Holden Celebrates its 1 Million Engine
May 18, 2014
HOLDEN has celebrated the local production of its 1 millionth new-generation V6 just one day after it announced its worst ever financial loss of $553.8 million and about two years before its engine factory closes.
It brings the total number of engines made at the Port Melbourne facility to more than 10 million since the factory opened in 1948, the year of the first ever Holden car.
The milestone comes as Holden prepares to close the Port Melbourne engine plant some time in 2016, about one year before the car assembly line in Elizabeth closes.
Holden’s Port Melbourne engine factory shutdown will put 235 workers out of a job ahead of the 1700 assembly line workers in South Australia.
Holden currently exports two-thirds of the V6 engines its makes locally, but exports have declined sharply in recent years.
Holden-built V6 engines are made in 34 different configurations but are primarily used in the Captiva SUV which is made in South Korea, a Buick made in China and an Opel sedan made in Germany.
However, compounding the engine factory’s woes, in addition to the decline in large-car sales in Australia, is the fact that V6 engines are being replaced overseas by super-efficient, high-output four-cylinder engines.
Last year Holden assembled just 75,699 of its so-called “high-feature” V6 engines, of which 46,974 were exported.
At its peak in 1994, Holden built 280,000 engines. The current output has fallen to less than one-third of that.
In addition to building the engine for the first ever Holden car in 1948, the Port Melbourne factory also built the first Australian V8, for the Kingswood sedan and Monaro coupe, from 1969.
But the iconic Holden V8 was eventually replaced by an imported Chevrolet V8 in 1999.
Holden built more than 4.7 million four-cylinder engines in Port Melbourne between 1981 and 2009. The four-cylinder line was closed because it was cheaper to make the same or similar engines in other countries.
After briefly sourcing a Nissan six-cylinder for the Commodore in the mid-1980s, Holden began making its own V6 (albeit shared with a Buick design) between 1989 and 2003.

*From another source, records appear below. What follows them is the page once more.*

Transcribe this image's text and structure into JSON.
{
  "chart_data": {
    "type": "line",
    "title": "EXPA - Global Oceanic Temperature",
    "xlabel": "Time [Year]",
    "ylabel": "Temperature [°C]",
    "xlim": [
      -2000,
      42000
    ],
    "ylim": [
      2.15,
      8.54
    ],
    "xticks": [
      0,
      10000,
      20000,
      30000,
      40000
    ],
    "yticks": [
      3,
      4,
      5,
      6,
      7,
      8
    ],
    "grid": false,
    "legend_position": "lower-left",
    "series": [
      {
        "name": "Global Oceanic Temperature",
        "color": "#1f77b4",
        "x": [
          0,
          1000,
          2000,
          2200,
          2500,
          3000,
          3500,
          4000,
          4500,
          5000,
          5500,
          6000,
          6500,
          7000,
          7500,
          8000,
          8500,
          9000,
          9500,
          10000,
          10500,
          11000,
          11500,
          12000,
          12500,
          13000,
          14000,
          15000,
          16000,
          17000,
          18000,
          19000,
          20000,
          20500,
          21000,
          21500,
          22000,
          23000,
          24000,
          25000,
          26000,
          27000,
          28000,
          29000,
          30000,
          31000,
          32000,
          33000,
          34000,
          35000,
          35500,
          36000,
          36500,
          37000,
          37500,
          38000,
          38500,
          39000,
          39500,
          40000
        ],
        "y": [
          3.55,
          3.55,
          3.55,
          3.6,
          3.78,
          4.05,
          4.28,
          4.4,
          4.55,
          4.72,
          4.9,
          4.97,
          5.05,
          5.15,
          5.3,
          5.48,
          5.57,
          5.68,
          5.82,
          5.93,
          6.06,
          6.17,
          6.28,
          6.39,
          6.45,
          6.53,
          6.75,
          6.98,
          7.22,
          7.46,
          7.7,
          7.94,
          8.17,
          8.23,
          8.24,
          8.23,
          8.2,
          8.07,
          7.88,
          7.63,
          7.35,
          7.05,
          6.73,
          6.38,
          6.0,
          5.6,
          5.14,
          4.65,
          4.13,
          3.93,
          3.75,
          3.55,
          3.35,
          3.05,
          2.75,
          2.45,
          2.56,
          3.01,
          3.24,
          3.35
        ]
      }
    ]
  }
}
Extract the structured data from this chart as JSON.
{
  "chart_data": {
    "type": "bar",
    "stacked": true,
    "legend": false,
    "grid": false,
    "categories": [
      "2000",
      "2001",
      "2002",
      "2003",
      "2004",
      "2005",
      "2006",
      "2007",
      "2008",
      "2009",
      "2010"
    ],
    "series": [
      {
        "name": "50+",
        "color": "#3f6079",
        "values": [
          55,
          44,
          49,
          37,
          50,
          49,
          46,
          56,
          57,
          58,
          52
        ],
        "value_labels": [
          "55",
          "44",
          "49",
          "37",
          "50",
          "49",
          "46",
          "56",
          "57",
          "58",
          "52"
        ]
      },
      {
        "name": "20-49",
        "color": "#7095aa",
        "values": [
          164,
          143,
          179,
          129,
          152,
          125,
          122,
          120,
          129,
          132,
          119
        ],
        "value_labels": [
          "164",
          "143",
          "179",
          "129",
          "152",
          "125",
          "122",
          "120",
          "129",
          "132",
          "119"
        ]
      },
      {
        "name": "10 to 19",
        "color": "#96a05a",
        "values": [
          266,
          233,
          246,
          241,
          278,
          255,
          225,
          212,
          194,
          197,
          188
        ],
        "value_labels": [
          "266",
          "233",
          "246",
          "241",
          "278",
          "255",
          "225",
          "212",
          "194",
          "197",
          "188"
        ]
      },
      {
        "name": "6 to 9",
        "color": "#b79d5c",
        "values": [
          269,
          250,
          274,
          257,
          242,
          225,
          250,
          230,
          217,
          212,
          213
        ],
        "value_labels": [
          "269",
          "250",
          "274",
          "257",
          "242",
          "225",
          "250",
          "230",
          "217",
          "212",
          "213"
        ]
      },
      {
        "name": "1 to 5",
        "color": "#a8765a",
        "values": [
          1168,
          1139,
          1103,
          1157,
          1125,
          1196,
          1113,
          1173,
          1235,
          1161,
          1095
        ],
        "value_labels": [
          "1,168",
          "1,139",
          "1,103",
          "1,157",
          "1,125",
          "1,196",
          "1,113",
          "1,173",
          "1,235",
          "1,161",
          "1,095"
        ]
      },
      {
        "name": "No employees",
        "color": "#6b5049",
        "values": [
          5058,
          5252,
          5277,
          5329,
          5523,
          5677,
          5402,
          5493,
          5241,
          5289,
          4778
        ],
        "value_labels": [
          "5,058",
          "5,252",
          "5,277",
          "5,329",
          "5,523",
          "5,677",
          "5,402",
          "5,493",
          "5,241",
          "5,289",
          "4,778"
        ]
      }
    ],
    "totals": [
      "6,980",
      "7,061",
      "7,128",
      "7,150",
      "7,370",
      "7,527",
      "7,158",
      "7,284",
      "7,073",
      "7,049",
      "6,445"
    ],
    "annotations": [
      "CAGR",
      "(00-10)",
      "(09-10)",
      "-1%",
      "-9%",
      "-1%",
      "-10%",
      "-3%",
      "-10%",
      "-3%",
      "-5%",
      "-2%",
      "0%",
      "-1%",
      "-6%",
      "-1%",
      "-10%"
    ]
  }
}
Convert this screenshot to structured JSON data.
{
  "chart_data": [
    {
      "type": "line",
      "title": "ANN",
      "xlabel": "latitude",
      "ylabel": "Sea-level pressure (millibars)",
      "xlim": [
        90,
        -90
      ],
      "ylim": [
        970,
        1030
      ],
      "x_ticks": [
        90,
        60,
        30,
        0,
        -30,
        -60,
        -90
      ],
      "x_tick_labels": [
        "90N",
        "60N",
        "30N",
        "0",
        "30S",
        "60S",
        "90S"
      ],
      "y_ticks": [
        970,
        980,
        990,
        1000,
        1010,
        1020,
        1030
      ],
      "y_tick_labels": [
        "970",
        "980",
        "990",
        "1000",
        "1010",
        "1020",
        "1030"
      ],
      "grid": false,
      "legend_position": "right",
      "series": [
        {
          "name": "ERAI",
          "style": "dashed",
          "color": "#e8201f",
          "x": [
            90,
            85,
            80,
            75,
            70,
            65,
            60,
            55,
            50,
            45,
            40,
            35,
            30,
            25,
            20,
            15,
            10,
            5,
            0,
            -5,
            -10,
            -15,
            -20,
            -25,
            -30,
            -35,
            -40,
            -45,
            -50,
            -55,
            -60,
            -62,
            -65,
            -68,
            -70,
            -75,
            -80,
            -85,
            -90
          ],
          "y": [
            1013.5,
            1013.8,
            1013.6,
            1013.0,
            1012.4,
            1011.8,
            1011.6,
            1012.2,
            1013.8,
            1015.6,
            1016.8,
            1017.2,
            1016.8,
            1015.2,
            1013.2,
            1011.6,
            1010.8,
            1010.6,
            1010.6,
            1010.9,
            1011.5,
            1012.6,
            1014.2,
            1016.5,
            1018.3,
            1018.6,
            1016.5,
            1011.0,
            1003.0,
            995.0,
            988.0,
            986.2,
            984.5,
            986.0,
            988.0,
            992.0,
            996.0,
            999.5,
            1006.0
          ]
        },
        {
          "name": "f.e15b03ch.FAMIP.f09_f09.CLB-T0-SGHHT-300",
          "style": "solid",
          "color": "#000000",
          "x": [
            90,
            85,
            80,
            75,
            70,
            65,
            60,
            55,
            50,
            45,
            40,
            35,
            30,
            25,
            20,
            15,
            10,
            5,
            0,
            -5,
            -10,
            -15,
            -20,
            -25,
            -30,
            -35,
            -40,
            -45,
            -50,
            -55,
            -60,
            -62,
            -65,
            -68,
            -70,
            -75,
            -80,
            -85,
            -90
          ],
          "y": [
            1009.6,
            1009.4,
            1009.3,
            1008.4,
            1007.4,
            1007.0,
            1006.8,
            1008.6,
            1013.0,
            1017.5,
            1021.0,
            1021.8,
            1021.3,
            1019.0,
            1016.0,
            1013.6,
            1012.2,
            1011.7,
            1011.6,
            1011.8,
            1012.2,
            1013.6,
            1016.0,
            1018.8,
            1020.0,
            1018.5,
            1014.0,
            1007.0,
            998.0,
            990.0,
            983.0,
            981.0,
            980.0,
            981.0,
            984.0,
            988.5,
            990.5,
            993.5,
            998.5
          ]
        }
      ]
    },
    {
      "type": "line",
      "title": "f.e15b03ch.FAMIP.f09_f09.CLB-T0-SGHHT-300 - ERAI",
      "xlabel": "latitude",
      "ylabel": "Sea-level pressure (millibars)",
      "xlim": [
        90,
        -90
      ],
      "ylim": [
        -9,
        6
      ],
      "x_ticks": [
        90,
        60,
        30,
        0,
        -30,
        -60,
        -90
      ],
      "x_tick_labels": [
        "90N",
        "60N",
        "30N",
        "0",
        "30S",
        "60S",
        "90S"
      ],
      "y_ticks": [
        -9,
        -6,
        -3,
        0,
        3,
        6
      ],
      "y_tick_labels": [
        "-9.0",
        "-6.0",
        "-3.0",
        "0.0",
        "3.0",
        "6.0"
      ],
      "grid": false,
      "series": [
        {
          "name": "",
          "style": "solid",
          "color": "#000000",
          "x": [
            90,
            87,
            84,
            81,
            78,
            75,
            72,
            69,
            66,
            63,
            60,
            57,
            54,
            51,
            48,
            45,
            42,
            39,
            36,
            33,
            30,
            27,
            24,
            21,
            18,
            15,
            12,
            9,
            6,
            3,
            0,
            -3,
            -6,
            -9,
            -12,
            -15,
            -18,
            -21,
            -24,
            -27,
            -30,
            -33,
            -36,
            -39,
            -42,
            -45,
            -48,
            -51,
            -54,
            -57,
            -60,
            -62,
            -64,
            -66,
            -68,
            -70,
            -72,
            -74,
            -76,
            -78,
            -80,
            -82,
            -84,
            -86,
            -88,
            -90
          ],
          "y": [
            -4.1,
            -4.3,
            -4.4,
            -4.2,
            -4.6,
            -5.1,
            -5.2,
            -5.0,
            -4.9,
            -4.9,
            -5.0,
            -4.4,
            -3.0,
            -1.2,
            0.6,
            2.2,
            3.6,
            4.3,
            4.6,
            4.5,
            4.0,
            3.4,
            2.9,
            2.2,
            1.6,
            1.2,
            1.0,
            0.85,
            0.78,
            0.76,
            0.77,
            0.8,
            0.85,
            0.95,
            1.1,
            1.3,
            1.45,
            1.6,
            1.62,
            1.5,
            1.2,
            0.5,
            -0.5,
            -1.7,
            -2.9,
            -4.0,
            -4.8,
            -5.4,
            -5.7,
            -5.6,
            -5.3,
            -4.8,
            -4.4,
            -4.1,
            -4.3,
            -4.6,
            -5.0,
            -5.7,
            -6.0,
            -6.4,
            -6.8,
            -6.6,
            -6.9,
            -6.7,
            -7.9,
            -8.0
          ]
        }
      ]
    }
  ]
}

Holden switched to the new generation “high feature” V6 in late 2003. The 1 millionth example of this engine will be kept at Holden’s head office.
Holden Engine Operations Plant Manager, Martin Merry, said in a media statement: “Our mission is to build the ‘World Best Engines’ and we believe we do. These world-class engines also power vehicles in North America, South America, Europe and Asia, including the Chevrolet Alpheon, Buick GL8 and the Opel Antara.”
Holden’s engine plant has in many regards been more successful than the car assembly line.
The engine factory has produced more than 10 million engines, whereas Holden has only made 7 million cars locally.
Holden passed the 7 million cars milestone in August 2008, but it is unlikely to eclipse 8 million mark before the Elizabeth factory closes in 2017.